I think once I understand what your goal is I might be able to help a bit better.
@freesig I’ve definitely come across this use case; in fact username registration is the classic scenario we use when we talk about problems with eventual consistency in a distributed system.
It’s true that entries in a DHT are guaranteed to be unique (it’s called deduplication), but each entry has its own mini-store of metadata. That metadata is used to store author signatures, links, and updated/deleted status. It can have as many author signatures and links as you like. And each of those records is also guaranteed to be unique (that is, if an agent commits the same entry twice, their author signature only appears once). But sometimes you only want one author signature, or one link (and you definitely only want deleted/updated status — doesn’t make sense for an item to both be deleted and updated).
So uniqueness can mean two different things: it means that a validator node only stores identical entries once, but the sense you’re looking for @rlkel0 is that it should only have one unique author.
Here’s an explanation of why it’s hard to do in a decentralised system:
Alice creates a username entry containing the string ladybug123 and publishes it to Bob, the most likely of her peers to be chosen as a validator for that entry. Bob stores it and starts gossiping it to his neighbours.
At the same time, Carol creates the same username entry, but she’s on the other side of the DHT and has a different set of peers. She sends it off to Dave, who starts gossiping it to his neighbours.
Here’s a problem: Bob and Dave have a couple neighbours between them, and they’ve validated, stored, and gossiped that entry before they get news from each other. So they’ve both validated, stored, and gossiped the same entry with different authors.
As soon as they get each other’s copy, they realise there’s a conflict. They can’t revalidate and fail the entry based on information they didn’t have at validation time, and besides, who should they have picked? Alice or Carol?

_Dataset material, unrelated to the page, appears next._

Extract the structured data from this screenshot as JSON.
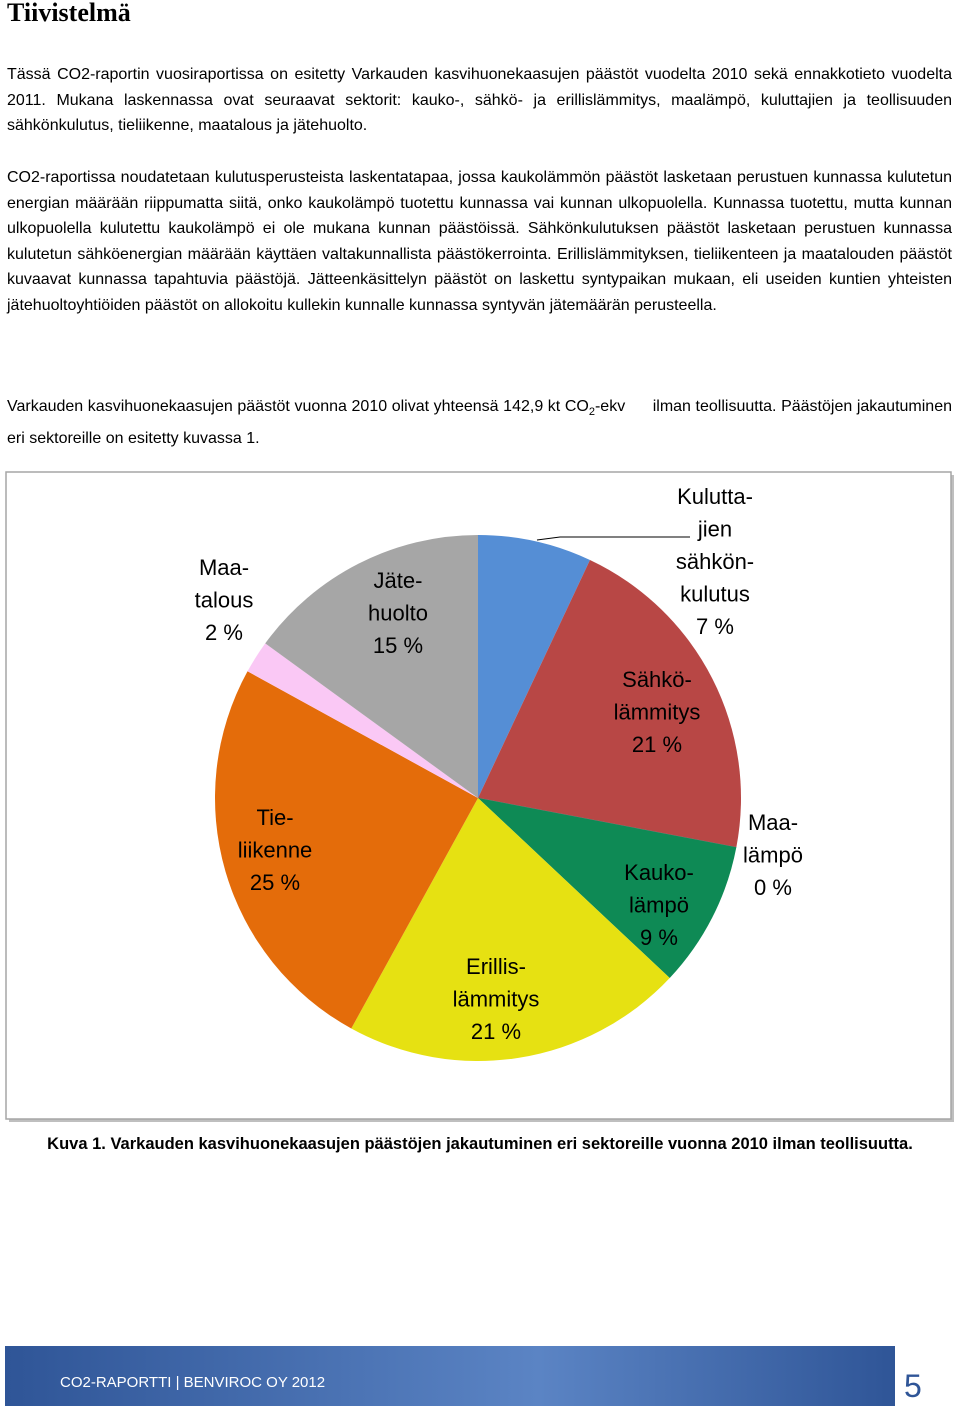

So this shows the need for conflict resolution as @freesig mentioned. This is a future feature of Holochain, and here’s the little that I understand of it: an application is able to enforce a constraint like “entries of type x can only have one author (or some other metadata field)” and then define a resolution protocol, one of:
Handle the conflict automatically with a function (e.g., oldest timestamp wins)
Send off a signal to both authors to trigger a human-directed resolution protocol (maybe an auction for the username, or a request to register a new username)

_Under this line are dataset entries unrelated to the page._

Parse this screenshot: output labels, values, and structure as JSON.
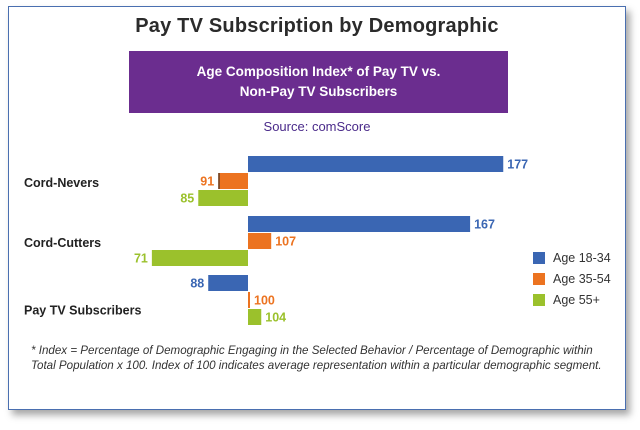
{
  "title": "Pay TV Subscription by Demographic",
  "banner": {
    "line1": "Age Composition Index* of Pay TV vs.",
    "line2": "Non-Pay TV Subscribers"
  },
  "source": "Source: comScore",
  "footnote": "* Index = Percentage of Demographic Engaging in the Selected Behavior / Percentage of Demographic within Total Population x 100. Index of 100 indicates average representation within a particular demographic segment.",
  "colors": {
    "age_18_34": "#3a66b3",
    "age_35_54": "#ec7320",
    "age_55_plus": "#9bc12c",
    "banner": "#6b2d8f"
  },
  "chart_data": {
    "type": "bar",
    "orientation": "horizontal",
    "baseline": 100,
    "categories": [
      "Cord-Nevers",
      "Cord-Cutters",
      "Pay TV Subscribers"
    ],
    "series": [
      {
        "name": "Age 18-34",
        "values": [
          177,
          167,
          88
        ]
      },
      {
        "name": "Age 35-54",
        "values": [
          91,
          107,
          100
        ]
      },
      {
        "name": "Age 55+",
        "values": [
          85,
          71,
          104
        ]
      }
    ],
    "legend_position": "right",
    "grid": false
  }
}
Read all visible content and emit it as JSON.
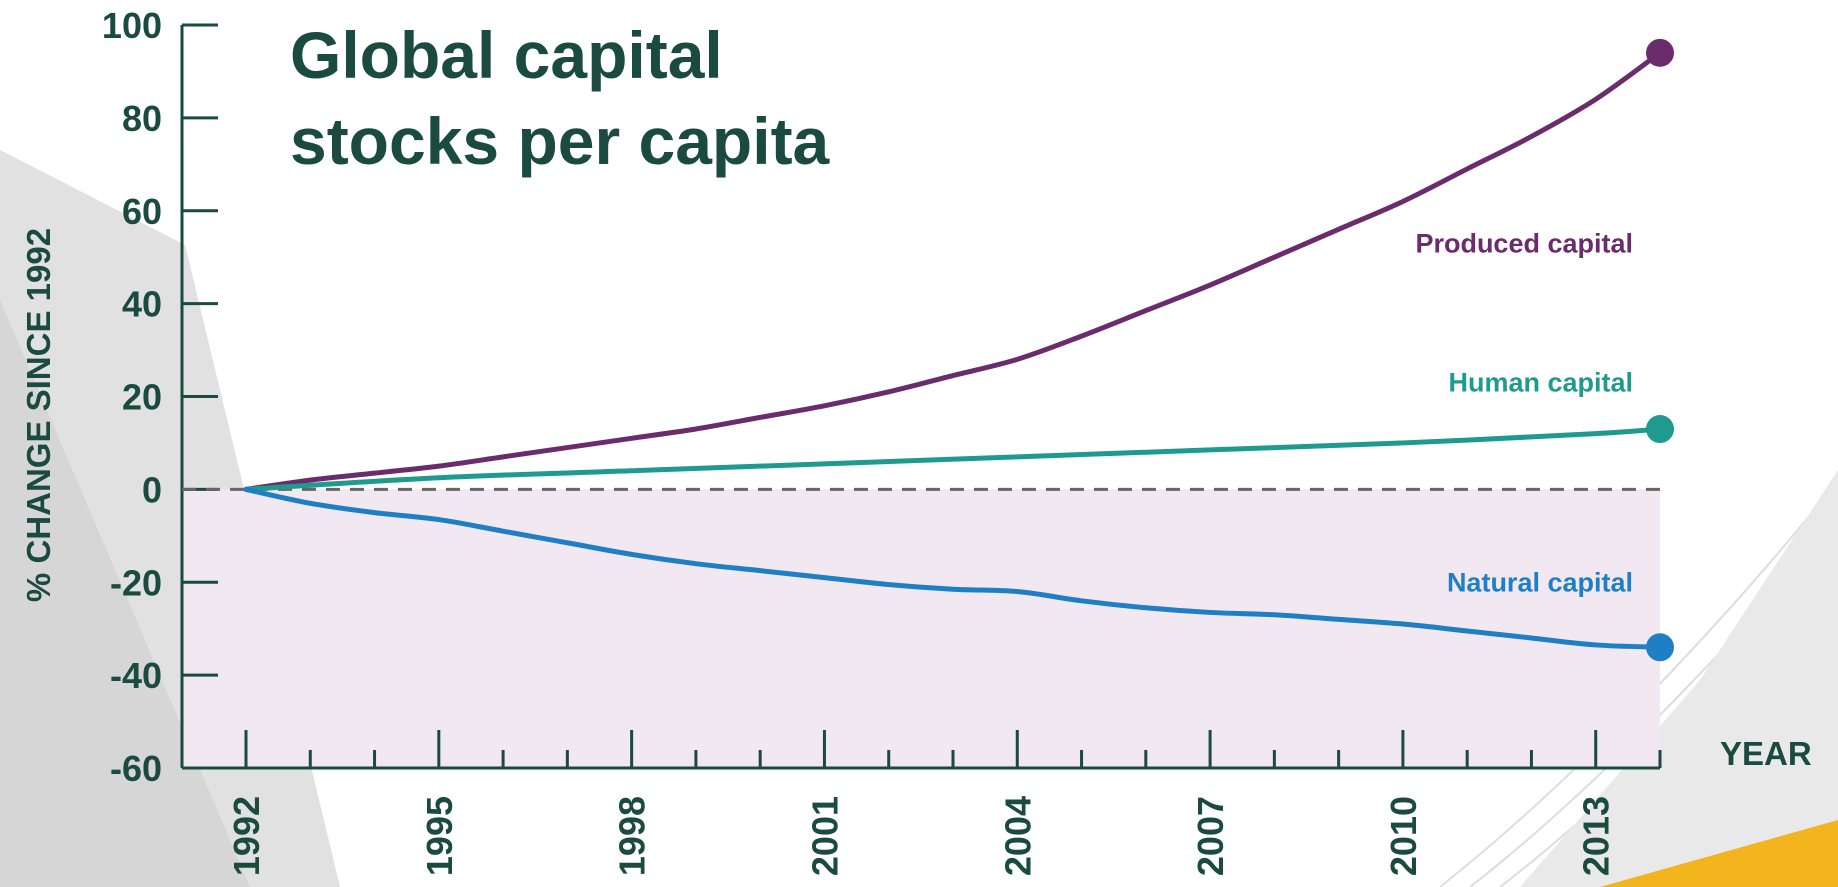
{
  "chart_data": {
    "type": "line",
    "title_lines": [
      "Global capital",
      "stocks per capita"
    ],
    "xlabel": "YEAR",
    "ylabel": "% CHANGE SINCE 1992",
    "ylim": [
      -60,
      100
    ],
    "xlim": [
      1992,
      2014
    ],
    "yticks": [
      "100",
      "80",
      "60",
      "40",
      "20",
      "0",
      "-20",
      "-40",
      "-60"
    ],
    "yticks_values": [
      100,
      80,
      60,
      40,
      20,
      0,
      -20,
      -40,
      -60
    ],
    "xticks": [
      "1992",
      "1995",
      "1998",
      "2001",
      "2004",
      "2007",
      "2010",
      "2013"
    ],
    "xticks_values": [
      1992,
      1995,
      1998,
      2001,
      2004,
      2007,
      2010,
      2013
    ],
    "grid": false,
    "zero_line": "dashed",
    "negative_region_shaded": true,
    "series": [
      {
        "name": "Produced capital",
        "color": "#6b2c6e",
        "x": [
          1992,
          1993,
          1994,
          1995,
          1996,
          1997,
          1998,
          1999,
          2000,
          2001,
          2002,
          2003,
          2004,
          2005,
          2006,
          2007,
          2008,
          2009,
          2010,
          2011,
          2012,
          2013,
          2014
        ],
        "values": [
          0,
          2,
          3.5,
          5,
          7,
          9,
          11,
          13,
          15.5,
          18,
          21,
          24.5,
          28,
          33,
          38.5,
          44,
          50,
          56,
          62,
          69,
          76,
          84,
          94
        ]
      },
      {
        "name": "Human capital",
        "color": "#1f9a8f",
        "x": [
          1992,
          1995,
          1998,
          2001,
          2004,
          2007,
          2010,
          2013,
          2014
        ],
        "values": [
          0,
          2.5,
          4,
          5.5,
          7,
          8.5,
          10,
          12,
          13
        ]
      },
      {
        "name": "Natural capital",
        "color": "#1f7fc4",
        "x": [
          1992,
          1993,
          1994,
          1995,
          1996,
          1997,
          1998,
          1999,
          2000,
          2001,
          2002,
          2003,
          2004,
          2005,
          2006,
          2007,
          2008,
          2009,
          2010,
          2011,
          2012,
          2013,
          2014
        ],
        "values": [
          0,
          -3,
          -5,
          -6.5,
          -9,
          -11.5,
          -14,
          -16,
          -17.5,
          -19,
          -20.5,
          -21.5,
          -22,
          -24,
          -25.5,
          -26.5,
          -27,
          -28,
          -29,
          -30.5,
          -32,
          -33.5,
          -34
        ]
      }
    ],
    "colors": {
      "title": "#1a4a40",
      "axis": "#1a4a40",
      "shade": "#f1e8f1",
      "zero_line": "#666666",
      "background_gray": "#d6d6d6",
      "accent_yellow": "#f2b51e"
    }
  }
}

In either case, there’s a period of time when the entry hasn’t fully ‘saturated’ the DHT (that is, there aren’t enough nodes holding it for it to be considered confirmed) so it’s in an indeterminate state. From a UI point of view this could look like a message that says “your username is pending registration”.
Interesting, conflict resolution would open a lot of doors. Is there a roadmap or issue tracking when this feature will be introduced or is it more of a long term goal?
My current idea is to bind the application to a blockchain, so things like the username registry could be managed by a smart contract. In a way it feels like cheating though, so I’m trying to see if there’s a way to avoid this.
One other idea is that users can choose a username, and then you can register a metadata and then link all your posts or whatever to that metadata. So let’s say it’s a social network, people will link to the metadata that is linked to your username. Then the most connected metadata connected to a username would be the established one. So if I register the username “pauldaoust” and then you register it later on, but you become more popular with that username, you will become the dominant “route” from that username because you have more reputation.
So that would use hdk::get_links with a connection between the username and the user metadata, and the client could default to the one with the most likes. I think there could be a difficulty requirement as well where you need to provide a hash with a certain amount of leading 0’s to prevent users from claiming too many usernames.
That is a very interesting UX idea; I’m intrigued!
An alternate model is Secure Scuttlebutt, which lets people assign any old username to themselves or others. Sure, there are lots of clashes, but the real world tolerates name clashes without a lot of problems.